Tanto que en este temprano momento, cuando el proceso de embarque aún no
finaliza, ya se advierten signos de inquietud: pequeños roces, incomodidades
menores, tímidos salivazos, uno que otro codazo solapado, algunos intercambios
de pareceres un poco subidos de tono, hasta unos pocos puntapiés huachos por
ahí. Nada grave, en todo caso, al menos por el momento.
Lo
complicado, y eso lo debe saber muy bien Michelle, vendrá después, cuando ya
todos hayan subido y se desate por fin el diluvio. Ahí, de seguro, las
divergencias crecerán en intensidad, y cuando éste llegue a su apogeo, se
desencadenarán a todo trapo. No sólo el lugar de destino estará en discusión.

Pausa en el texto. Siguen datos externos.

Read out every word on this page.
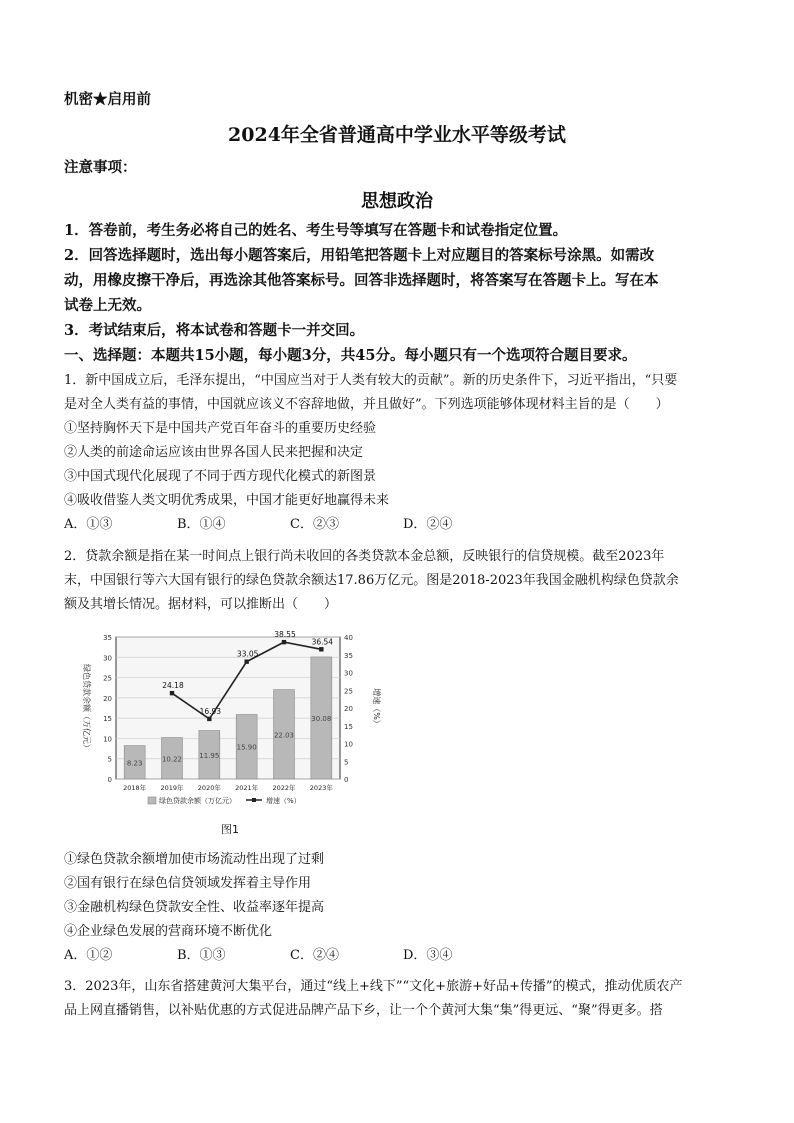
机密★启用前
2024年全省普通高中学业水平等级考试
注意事项：
思想政治
1．答卷前，考生务必将自己的姓名、考生号等填写在答题卡和试卷指定位置。
2．回答选择题时，选出每小题答案后，用铅笔把答题卡上对应题目的答案标号涂黑。如需改
动，用橡皮擦干净后，再选涂其他答案标号。回答非选择题时，将答案写在答题卡上。写在本
试卷上无效。
3．考试结束后，将本试卷和答题卡一并交回。
一、选择题：本题共15小题，每小题3分，共45分。每小题只有一个选项符合题目要求。
1．新中国成立后，毛泽东提出，“中国应当对于人类有较大的贡献”。新的历史条件下，习近平指出，“只要
是对全人类有益的事情，中国就应该义不容辞地做，并且做好”。下列选项能够体现材料主旨的是（　　）
①坚持胸怀天下是中国共产党百年奋斗的重要历史经验
②人类的前途命运应该由世界各国人民来把握和决定
③中国式现代化展现了不同于西方现代化模式的新图景
④吸收借鉴人类文明优秀成果，中国才能更好地赢得未来
A．①③	B．①④	C．②③	D．②④
2．贷款余额是指在某一时间点上银行尚未收回的各类贷款本金总额，反映银行的信贷规模。截至2023年
末，中国银行等六大国有银行的绿色贷款余额达17.86万亿元。图是2018-2023年我国金融机构绿色贷款余
额及其增长情况。据材料，可以推断出（　　）
0
5
10
15
20
25
30
35
0
5
10
15
20
25
30
35
40
8.23
2018年
10.22
2019年
11.95
2020年
15.90
2021年
22.03
2022年
30.08
2023年
24.18
16.93
33.05
38.55
36.54
绿色贷款余额（万亿元）	增速（%）
绿色贷款余额（万亿元）	增速（%）
图1
①绿色贷款余额增加使市场流动性出现了过剩
②国有银行在绿色信贷领域发挥着主导作用
③金融机构绿色贷款安全性、收益率逐年提高
④企业绿色发展的营商环境不断优化
A．①②	B．①③	C．②④	D．③④
3．2023年，山东省搭建黄河大集平台，通过“线上+线下”“文化+旅游+好品+传播”的模式，推动优质农产
品上网直播销售，以补贴优惠的方式促进品牌产品下乡，让一个个黄河大集“集”得更远、“聚”得更多。搭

Los cargos de la tripulación (oficiales, subalternos, sobrecargos, hasta
camareros y aseadores) se disputarán a sangre y fuego. Seguramente los
alimentos, abundantes pero no ilimitados, no serán suficientes para todos, y algunos
más agresivos intentarán saquear la despensa. Los cuchillos largos saldrán a
relucir, y las patadas y zancadillas se volverán pan de cada día. Michelle
necesitará entonces toda su hábil muñeca, y mucha voluntad, creatividad y una
paciencia a toda prueba, para salir adelante. Primero, para seleccionar su
destino (le encargo la batalla campal que se va a armar); segundo, para elegir
a su tripulación (aunque Michelle no sea creyente, la trifulca aquí adquirirá
proporciones bíblicas); tercero, para ordenar a los pasajeros (en especial a
los que no fueron considerados en la repartija); y cuarto, como si lo anterior
fuera poco, para maniobrar el timón y, en medio de la tormenta, conducir con
éxito la pesada embarcación hacia la anhelada meta.
Echará
de menos Michelle, le garantizo, una buena comunicación con el Supremo Hacedor.
Lamentará, seguramente, el no poder, en los momentos más álgidos de la
travesía, contactarse con Él para pedirle su apoyo, ni su asesoría, ni su guía
experta. Tendrá que batirse solita. No le quedará otra. Salvo que algunos de
sus oficiales, que tienen línea abierta de manera permanente con la divinidad, se
consigan, como por debajo, algunas ayuditas, y tengan la habilidad de
trasmitírselas sin que ella se percate de su procedencia.
Compleja
tarea le espera a Michelle, qué duda cabe. A los que somos espectadores, en
todo caso, sólo nos resta aguardar que ella sortee exitosamente este duro
trance que, voluntariamente, eligió enfrentar. Que termine de llenar la nave,
que distribuya bien a su tripulación, que acomode sin inconvenientes a sus
pasajeros, que defina su derrotero, y que luego sea capaz de sortear con éxito
las duras pruebas que éstos y el diluvio le pondrán por delante. Que de verdad consiga
maniobrar con destreza su gigantesca embarcación, para hacerla surcar con
fluidez por las tempestuosas aguas y encallarla por fin en la cima del monte
Ararat.
Y
aunque tampoco nos manejemos en íntimo contacto con el Divino Hacedor, no está
demás plantearle a Éste que le pegue, de vez en cuando, una apuntalada. Para
que mantenga al menos la embarcación a flote y no pierda el rumbo.
Y en
especial, para que Michelle no envejezca demasiados años de golpe ni le salgan
canas verdes.
Aunque en estos tiempos de la cosmética, si llegaran a aparecerle, no tendríamos cómo comprobarlo.